Facilitating effect of heavy metals on di(2-ethylhexyl) phthalate adsorption in soil: New evidence from adsorption experiment data and quantum chemical simulation

In terms of researching and treating farmland pollution, interactions between organic and inorganic pollutants are very important aspects. Herein, the effects of heavy metals on di(2-ethylhexyl) phthalate (DEHP) adsorption in soil were investigated. The presence of Cd2+/Cu2+ increased the adsorption capacity of DEHP (>23%) in a nonlinear manner. Fourier transform infrared spectroscopy revealed that the stretching vibration of soil functional groups changed under different pollution combinations, while quantum chemical simulation, including an independent gradient model and localized orbital locator, proved that outer-orbital complexes could be formed by electrostatic interaction between Cd2+/Cu2+ and DEHP. The electron transfer process was analyzed by charge decomposition analyses, and these, combined with bond critical point analyses, revealed that metal ions reduced DEHP stability. The binding energy and binding free energy of different combinations were calculated and analyzed, using the key soil organic matter (SOM) information obtained through pyrolysis gas chromatography mass spectrometry. This effectively explained the adsorption behavior, and showed that SOM polar functional groups played an important role in the effect of heavy metals on DEHP adsorption.
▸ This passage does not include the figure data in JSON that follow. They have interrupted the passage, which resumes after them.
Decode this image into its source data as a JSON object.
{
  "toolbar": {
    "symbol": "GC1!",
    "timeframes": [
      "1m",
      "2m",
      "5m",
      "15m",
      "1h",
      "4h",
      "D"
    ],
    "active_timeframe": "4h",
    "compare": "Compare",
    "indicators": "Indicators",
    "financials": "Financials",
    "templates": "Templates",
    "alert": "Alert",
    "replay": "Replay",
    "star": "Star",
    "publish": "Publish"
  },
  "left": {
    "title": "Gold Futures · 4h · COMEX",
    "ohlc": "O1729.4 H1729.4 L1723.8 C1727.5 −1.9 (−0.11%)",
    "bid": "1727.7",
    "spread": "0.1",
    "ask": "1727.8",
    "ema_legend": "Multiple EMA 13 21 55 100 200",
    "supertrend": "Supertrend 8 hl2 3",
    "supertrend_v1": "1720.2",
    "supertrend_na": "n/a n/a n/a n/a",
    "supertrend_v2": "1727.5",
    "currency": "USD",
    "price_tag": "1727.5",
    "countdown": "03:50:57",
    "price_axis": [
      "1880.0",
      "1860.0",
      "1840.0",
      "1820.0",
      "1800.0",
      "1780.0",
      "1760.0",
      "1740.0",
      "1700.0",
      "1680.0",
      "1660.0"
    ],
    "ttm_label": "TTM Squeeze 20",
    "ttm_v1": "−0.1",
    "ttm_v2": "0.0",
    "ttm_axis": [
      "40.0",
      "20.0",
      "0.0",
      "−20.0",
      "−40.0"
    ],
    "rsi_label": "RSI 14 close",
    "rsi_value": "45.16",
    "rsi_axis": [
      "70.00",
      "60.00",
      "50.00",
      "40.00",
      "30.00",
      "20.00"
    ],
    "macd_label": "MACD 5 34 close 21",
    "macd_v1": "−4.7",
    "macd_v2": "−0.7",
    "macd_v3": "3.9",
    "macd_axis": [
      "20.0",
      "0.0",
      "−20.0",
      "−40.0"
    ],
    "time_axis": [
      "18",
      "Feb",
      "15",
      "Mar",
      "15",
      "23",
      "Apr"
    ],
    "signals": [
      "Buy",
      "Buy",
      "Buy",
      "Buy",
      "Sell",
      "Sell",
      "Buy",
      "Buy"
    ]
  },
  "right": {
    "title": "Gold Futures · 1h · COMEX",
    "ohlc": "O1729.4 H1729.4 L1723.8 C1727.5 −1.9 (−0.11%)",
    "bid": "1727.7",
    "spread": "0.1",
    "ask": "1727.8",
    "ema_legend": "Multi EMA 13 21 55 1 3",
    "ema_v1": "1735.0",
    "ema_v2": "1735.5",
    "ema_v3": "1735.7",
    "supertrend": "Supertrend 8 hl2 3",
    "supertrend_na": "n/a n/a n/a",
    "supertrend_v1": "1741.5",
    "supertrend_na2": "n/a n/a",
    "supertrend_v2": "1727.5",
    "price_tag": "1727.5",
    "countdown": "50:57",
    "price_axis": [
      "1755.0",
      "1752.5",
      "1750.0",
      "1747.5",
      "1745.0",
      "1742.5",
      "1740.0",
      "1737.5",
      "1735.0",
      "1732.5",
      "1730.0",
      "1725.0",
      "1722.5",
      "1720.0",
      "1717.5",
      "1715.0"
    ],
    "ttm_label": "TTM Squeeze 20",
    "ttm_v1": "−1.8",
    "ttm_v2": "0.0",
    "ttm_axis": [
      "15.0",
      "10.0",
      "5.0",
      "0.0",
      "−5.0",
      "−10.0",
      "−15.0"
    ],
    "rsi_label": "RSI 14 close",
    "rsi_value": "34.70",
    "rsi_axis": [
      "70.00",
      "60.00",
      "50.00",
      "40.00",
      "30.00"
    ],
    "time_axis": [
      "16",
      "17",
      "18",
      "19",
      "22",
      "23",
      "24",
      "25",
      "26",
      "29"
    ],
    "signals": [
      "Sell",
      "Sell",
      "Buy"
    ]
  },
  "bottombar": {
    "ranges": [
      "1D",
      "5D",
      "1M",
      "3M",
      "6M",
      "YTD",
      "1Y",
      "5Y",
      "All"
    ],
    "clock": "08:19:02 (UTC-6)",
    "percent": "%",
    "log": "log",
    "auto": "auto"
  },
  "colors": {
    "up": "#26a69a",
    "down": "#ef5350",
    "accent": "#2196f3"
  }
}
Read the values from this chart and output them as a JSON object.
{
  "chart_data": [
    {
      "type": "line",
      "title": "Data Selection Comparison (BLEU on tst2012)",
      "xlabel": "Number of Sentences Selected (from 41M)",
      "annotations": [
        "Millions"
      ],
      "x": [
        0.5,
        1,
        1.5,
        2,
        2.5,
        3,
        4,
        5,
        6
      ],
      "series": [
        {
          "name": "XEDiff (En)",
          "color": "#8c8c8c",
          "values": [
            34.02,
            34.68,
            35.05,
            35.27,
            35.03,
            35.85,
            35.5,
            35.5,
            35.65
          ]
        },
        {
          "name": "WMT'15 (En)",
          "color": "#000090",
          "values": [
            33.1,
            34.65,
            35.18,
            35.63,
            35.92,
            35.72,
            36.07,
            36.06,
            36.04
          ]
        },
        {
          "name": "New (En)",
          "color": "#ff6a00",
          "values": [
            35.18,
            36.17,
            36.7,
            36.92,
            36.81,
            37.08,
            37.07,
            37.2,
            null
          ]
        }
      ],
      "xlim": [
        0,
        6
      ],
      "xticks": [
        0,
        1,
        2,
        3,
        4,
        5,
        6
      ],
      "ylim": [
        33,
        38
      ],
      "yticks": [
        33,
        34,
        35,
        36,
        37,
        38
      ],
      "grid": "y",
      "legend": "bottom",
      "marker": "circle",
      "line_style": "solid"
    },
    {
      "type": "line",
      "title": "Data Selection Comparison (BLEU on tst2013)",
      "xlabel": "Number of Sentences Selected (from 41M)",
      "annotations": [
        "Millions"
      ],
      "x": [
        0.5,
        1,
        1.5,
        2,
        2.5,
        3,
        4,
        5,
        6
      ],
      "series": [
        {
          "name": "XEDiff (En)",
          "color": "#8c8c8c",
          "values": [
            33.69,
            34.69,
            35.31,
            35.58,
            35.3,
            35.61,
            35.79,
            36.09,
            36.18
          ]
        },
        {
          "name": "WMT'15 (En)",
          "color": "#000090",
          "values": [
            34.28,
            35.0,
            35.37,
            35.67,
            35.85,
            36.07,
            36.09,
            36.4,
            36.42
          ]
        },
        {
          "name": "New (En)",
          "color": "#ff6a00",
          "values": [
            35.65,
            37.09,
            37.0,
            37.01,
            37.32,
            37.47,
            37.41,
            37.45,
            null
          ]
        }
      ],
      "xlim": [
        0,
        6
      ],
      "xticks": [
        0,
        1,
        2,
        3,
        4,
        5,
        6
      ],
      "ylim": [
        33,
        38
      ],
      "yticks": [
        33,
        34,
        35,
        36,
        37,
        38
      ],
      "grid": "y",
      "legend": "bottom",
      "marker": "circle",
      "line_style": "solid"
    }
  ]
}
The study described here has provided a new basis for understanding the multiple interactions, acaimulation, and transformation of pollutants in the soil. (C) 2021 Elsevier B.V. All rights reserved.

Automated summary

This study investigated the effects of heavy metals on the adsorption of DEHP in soil, showing that Cd2+/Cu2+ non-linearly increased the adsorption capacity of DEHP and revealed mechanisms of vibration changes in functional groups and the formation of outer-orbital complexes. Quantum chemical simulation and analysis of binding energy and free energy provided insights into the impact of heavy metals on DEHP adsorption.